Hydroalcoholic Leaf Extract of Punica granatum, alone and in Combination with Calcium Hydroxide, Is Effective against Mono- and Polymicrobial Biofilms of Enterococcus faecalis and Candida albicans

Abstract

Failures in endodontic treatments are mostly associated with the difficulty in eradicating microbes of the root canal system, highlighting the need to develop novel effective antimicrobials. Punica granatum (pomegranate) leaf hydroalcoholic extract may be a potential alternative in canal dressing, owing to its antimicrobial properties. The objective of this study was to evaluate the antimicrobial activity of hydroalcoholic leaf extract of Punica granatum (HEPg) alone or in combination with calcium hydroxide (Ca(OH)₂) against Enterococcus faecalis and Candida albicans in isolation and in mono- and polymicrobial biofilms. Microdilution tests in broth and assays for inhibition of biofilm formation were carried out to evaluate the antimicrobial properties of HEPg and HEPg + Ca(OH)₂ against Enterococcus faecalis and Candida albicans. The cytotoxicity of HEPg in HaCaT cells was evaluated by MTT assay. HEPg and HEPg + Ca(OH)₂ exerted significant antimicrobial activity against planktonic cells and mono- and polymicrobial biofilms. The combination of Punica granatum extract with Ca(OH)₂ appears to be a promising alternative in endodontic treatments, which could be tested in vivo to confirm the efficacy of this mixture in disinfecting root canal systems.

1. Introduction

Failures in root canal treatments are usually attributed to the inefficacy of completely eliminating the canal microbiota [1,2,3] persistent in endodontic infections [4,5]. In this context, Enterococcus faecalis and Candida albicans deserve special attention, as they have been repeatedly isolated from intra-radicular persistent infections [1,2,6]. E. faecalis and C. albicans are opportunistic pathogens found in polymicrobial infections, the gastrointestinal tract, oral cavity, and other non-sterile sites such as soil, sewage, water, and food [7,8,9]. They use dentin as a source of nutrition and interact with other microorganisms to form a complex biofilm that makes them resistant to antimicrobial agents [10].

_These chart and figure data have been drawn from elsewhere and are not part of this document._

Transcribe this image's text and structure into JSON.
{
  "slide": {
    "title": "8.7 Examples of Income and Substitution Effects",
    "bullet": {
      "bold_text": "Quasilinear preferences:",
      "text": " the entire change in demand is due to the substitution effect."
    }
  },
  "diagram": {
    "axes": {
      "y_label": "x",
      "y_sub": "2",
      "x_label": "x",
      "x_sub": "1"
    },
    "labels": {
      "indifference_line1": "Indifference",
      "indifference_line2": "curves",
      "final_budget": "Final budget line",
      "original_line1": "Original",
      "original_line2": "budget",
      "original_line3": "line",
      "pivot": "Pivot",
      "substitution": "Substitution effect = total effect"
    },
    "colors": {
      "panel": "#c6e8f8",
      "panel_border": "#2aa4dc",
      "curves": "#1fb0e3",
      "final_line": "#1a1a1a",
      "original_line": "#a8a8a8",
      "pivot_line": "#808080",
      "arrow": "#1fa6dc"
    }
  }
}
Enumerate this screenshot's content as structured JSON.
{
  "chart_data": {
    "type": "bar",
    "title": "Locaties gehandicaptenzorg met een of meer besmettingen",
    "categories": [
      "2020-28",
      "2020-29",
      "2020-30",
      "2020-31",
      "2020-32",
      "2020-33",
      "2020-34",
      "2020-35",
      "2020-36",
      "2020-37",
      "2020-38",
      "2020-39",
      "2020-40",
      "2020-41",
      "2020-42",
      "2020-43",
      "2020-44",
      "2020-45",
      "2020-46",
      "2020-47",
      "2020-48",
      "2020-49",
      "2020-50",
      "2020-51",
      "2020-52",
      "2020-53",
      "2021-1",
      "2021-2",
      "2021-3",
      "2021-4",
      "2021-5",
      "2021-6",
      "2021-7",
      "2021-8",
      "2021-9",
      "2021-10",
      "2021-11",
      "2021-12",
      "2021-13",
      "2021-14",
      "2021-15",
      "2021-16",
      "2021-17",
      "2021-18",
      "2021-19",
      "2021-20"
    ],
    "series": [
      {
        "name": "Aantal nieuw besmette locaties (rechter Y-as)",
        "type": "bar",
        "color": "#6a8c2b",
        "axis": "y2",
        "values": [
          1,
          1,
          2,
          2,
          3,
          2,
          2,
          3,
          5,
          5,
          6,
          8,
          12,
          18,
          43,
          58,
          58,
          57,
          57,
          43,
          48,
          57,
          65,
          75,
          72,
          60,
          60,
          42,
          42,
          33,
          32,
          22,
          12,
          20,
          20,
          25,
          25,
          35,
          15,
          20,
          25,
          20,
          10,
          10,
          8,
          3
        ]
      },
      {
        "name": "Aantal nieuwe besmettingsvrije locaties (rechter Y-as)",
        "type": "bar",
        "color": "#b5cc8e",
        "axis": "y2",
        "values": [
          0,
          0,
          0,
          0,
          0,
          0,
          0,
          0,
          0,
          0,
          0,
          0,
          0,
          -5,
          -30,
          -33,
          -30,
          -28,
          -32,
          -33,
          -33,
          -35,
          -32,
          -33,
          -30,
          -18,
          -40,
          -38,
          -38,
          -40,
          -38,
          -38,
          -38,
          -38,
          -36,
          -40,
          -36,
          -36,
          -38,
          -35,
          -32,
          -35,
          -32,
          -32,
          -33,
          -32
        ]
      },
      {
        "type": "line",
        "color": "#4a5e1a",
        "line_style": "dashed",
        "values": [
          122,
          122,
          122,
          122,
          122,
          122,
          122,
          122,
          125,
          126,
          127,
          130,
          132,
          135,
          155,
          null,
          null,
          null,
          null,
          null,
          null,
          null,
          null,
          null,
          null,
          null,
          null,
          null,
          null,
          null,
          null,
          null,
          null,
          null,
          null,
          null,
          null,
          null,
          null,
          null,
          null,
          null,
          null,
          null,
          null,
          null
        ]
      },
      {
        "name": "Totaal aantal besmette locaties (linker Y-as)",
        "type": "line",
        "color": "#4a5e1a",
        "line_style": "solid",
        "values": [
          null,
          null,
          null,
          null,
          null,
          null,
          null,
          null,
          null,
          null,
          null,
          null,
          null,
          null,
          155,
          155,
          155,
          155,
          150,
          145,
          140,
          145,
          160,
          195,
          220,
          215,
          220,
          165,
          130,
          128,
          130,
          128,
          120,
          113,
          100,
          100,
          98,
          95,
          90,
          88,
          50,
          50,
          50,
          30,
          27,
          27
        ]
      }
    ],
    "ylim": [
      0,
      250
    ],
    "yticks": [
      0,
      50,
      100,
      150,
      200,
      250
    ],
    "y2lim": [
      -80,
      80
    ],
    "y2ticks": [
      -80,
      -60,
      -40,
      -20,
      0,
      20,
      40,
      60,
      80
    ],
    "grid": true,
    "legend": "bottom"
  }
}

E. faecalis is a Gram-positive coccus and facultative anaerobe. Several virulence and resistance factors contribute to its survival in the root canal. When this microorganism infects the tooth, the connective tissue fluids underlying the alveolar bone and the periodontal ligament are used as a substrate for colonizing the root canal system. Another virulence factor is its ability to produce lytic enzymes, cytolysins, aggregation substances, and lipoteichoic acid [1,11,12]. E. faecalis forms biofilms in medicated root canals and has intrinsic (against calcium hydroxide and sodium hypochlorite) and acquired (against macrolides) [13] antimicrobial resistance.

C. albicans is commonly detected in primary and refractory endodontic infections. This yeast produces proteolytic enzymes to switch its form to blastoconidia, germ tubes, true hyphae, pseudohyphae, and chlamydoconidia, which contribute to its colonization and persistence. These virulence factors are linked with the failure to sanitize the root canal [7].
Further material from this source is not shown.